LIFE.-The man who lives in vain, lives worse than in vain. He who lives to no purpose, lives to a bad purpose.Nevins.

LIFE. We are for lengthening our span of life in general, but would fain contract the parts of which it is composed. The usurer would be very well satisfied to have all the time annihilated that lies between the present moment and next quarter-day. The politician would be contented to lose three years in his life, could he place things in the posture which he fancies they will stand in after such a revolution of time. The lover would be glad to strike out of his existence all the moments that are to pass away before the happy meeting.
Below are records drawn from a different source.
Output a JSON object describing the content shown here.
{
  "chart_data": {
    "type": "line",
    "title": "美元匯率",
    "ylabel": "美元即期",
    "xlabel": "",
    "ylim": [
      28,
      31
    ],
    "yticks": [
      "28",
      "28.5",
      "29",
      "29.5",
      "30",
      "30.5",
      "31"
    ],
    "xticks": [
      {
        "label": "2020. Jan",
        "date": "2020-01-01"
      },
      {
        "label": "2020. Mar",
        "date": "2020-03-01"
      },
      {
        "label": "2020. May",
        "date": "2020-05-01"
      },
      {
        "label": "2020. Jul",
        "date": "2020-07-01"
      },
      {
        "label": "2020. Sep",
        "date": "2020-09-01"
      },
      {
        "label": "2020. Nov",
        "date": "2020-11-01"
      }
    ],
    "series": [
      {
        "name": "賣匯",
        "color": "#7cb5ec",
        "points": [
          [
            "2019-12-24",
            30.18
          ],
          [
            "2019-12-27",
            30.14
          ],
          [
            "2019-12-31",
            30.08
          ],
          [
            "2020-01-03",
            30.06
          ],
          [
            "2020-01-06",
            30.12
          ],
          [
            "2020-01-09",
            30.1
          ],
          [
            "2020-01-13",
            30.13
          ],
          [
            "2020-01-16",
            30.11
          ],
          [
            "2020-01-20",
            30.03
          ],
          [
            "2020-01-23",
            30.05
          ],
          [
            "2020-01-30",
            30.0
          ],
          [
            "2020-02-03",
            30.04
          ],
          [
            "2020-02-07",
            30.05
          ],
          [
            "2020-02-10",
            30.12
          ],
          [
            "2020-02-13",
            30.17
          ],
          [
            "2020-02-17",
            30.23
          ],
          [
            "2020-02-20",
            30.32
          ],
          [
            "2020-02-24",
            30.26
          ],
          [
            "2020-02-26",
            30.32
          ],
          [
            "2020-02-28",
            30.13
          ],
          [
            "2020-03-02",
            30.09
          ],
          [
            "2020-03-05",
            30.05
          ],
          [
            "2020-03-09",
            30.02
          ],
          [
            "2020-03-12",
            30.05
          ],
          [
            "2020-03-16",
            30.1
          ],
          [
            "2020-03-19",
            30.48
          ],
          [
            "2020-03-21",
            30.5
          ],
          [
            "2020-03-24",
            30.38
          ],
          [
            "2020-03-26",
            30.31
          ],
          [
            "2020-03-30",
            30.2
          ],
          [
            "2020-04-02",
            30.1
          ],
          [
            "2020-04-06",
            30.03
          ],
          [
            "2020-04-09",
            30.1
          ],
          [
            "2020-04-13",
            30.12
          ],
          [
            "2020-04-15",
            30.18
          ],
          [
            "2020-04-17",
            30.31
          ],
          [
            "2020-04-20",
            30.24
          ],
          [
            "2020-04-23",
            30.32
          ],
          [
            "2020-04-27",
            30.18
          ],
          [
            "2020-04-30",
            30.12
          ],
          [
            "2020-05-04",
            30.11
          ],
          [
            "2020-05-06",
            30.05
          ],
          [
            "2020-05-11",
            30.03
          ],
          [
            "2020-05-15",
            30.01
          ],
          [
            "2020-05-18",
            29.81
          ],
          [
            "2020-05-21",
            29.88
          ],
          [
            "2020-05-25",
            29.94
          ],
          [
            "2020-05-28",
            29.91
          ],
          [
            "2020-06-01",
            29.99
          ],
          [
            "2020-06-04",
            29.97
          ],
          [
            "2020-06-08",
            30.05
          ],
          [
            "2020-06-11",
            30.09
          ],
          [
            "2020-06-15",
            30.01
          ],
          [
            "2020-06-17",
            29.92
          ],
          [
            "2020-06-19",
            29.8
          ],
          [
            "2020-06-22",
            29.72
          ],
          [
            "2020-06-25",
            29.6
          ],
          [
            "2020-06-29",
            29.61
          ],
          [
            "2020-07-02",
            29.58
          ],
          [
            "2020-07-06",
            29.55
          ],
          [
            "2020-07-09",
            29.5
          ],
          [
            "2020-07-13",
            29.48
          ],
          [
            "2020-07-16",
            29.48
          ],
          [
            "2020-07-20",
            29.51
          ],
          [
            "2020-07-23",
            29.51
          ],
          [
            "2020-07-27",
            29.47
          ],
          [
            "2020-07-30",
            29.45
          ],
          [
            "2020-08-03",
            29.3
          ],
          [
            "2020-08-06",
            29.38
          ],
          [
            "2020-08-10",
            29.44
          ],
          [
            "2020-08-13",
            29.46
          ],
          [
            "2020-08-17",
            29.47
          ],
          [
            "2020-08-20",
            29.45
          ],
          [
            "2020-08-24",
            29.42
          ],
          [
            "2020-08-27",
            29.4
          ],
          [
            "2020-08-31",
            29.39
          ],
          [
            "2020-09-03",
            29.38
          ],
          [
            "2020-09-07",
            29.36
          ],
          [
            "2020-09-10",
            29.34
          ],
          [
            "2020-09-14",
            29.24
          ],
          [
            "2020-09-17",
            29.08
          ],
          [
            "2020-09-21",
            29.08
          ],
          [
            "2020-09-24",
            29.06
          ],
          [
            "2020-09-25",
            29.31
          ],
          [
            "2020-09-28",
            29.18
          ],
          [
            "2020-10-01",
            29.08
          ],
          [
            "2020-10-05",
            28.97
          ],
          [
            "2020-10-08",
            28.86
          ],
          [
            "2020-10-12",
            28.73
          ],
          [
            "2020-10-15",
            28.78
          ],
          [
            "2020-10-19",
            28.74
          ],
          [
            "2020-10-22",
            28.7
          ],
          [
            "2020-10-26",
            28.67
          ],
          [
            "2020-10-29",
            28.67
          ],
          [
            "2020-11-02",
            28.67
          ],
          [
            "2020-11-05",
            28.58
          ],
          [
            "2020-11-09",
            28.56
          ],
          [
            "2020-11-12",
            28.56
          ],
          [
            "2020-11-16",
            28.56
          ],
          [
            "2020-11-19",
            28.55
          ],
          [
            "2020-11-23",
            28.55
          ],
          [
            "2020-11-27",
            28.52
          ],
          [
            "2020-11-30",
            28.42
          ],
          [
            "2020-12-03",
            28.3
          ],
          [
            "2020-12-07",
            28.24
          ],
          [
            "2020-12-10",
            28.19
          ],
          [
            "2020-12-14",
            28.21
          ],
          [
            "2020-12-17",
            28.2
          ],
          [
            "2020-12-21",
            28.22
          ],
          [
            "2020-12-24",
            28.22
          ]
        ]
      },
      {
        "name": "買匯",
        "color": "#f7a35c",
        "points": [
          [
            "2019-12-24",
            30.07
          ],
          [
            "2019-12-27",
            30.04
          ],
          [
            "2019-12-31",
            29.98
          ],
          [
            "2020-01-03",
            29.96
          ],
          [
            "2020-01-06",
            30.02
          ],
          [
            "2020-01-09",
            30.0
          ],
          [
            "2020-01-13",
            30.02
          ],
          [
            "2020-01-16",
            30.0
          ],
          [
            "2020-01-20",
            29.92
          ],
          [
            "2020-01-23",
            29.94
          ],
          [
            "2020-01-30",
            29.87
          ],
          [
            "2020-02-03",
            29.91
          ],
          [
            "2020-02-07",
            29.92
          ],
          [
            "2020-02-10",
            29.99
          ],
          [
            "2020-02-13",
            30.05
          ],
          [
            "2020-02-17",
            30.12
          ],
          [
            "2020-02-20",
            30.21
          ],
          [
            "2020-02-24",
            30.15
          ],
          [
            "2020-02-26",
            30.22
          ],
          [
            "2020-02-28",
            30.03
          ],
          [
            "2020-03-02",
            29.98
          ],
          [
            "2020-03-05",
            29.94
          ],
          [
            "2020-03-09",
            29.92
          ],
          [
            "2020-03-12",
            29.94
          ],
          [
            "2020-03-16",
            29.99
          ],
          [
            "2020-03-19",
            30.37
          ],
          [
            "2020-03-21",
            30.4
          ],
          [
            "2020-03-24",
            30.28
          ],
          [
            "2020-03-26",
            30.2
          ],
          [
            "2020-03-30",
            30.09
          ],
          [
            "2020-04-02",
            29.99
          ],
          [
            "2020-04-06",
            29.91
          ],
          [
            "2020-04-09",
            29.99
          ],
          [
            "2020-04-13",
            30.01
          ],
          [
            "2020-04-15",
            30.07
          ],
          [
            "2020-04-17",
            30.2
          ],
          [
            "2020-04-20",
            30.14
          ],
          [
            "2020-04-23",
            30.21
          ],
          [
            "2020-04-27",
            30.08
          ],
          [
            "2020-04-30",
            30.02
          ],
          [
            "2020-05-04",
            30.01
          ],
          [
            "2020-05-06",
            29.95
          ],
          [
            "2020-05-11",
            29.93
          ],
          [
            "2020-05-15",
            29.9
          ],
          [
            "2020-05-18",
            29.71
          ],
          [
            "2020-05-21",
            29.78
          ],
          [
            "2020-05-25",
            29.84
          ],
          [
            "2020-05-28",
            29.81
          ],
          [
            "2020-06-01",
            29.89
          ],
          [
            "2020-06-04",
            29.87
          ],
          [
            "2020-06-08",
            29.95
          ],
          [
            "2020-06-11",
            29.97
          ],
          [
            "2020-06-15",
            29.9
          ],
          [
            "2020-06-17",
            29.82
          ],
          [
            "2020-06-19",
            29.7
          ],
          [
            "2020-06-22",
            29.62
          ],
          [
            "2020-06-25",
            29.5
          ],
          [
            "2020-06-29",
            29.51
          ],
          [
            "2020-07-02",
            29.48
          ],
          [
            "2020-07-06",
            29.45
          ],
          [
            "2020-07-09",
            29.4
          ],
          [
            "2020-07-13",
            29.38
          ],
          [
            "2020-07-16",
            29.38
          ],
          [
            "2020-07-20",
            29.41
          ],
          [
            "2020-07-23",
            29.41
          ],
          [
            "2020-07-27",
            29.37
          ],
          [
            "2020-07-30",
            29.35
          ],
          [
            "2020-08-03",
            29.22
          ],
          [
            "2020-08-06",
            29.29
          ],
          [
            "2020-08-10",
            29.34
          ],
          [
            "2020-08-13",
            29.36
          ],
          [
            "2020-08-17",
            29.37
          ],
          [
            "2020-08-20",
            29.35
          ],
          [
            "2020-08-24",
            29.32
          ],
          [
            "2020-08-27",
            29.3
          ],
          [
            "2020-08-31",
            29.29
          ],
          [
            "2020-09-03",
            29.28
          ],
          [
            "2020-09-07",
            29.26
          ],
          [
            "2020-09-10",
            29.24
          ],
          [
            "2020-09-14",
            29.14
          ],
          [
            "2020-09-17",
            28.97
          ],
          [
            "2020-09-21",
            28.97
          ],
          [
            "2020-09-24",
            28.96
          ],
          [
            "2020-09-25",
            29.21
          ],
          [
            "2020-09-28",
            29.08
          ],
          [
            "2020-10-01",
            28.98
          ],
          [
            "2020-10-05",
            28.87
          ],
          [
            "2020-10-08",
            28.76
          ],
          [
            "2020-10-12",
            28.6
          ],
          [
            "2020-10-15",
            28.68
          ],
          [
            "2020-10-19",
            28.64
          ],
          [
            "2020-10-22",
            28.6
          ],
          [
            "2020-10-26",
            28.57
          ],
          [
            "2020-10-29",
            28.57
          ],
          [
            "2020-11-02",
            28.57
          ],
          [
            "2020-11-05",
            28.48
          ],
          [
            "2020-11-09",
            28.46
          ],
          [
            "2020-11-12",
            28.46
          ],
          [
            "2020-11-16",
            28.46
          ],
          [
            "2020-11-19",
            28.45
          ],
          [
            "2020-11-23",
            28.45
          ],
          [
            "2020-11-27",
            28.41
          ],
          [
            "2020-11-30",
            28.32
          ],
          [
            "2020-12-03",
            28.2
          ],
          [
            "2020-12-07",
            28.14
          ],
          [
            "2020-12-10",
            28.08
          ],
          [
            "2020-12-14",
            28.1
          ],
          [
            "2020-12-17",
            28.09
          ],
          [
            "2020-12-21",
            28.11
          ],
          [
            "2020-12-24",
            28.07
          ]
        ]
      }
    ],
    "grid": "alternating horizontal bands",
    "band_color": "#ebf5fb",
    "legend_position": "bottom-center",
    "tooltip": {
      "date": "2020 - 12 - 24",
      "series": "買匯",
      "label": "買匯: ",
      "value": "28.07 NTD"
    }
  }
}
Thus, as fast as our time runs, we should be very glad in most parts of our lives, that it ran much faster than it does. Several hours of the day hang upon our hands, nay, we wish away whole years, and travel through time as through a country filled with many wild and empty wastes, which we would fain hurry over, that we may arrive at those several little settlements or imaginary points of rest which are dispersed up and down in it.-Addison.

LIFE. He lives long that lives well; and time misspent, is not lived, but lost. Besides, God is better than his promise if he takes from him a long lease, and gives him a freehold of a better value.-Fuller.

LIFE. The web of our life is of a mingled yarn, good and ill together: our virtues would be proud if our faults whipped them not; and our crimes would despair, if they were not cherished by our virtues.-Shakspeare.

LIFE.-Though we seem grieved at the shortness of life in general, we are wishing every period of it at an end. The minor longs to be at age, then to be a man of business, then to make up an estate, then to arrive at honors, then to retire.-Addison.

LIFE. He that embarks in the voyage of life will always wish to advance, rather by the impulse of the wind, than the strokes of the oar; and many founder in their passage, while they lie waiting for the gale.-Johnson.

LIFE.-There appears to exist a greater desire to live long than to live well! Measure by man's desires, he cannot live long enough; measure by his good deeds, and he has not lived long enough; measure by his evil deeds, and he has lived too long.-Zimmerman.

LIFE, HOW SHORTENED.— If we calculate the time of life for seventy years, and take from it the time of our infancy and childhood, sleep and recreation, eating and drinking, sickness and old age, but a very little will remain for service.

-Fuller.

LIFE, HOW TO ESTIMATE.-Measure not life by the hopes and enjoyments of this world, but by the preparation it makes for another; looking forward to what you shall be, rather than backward to what you have been.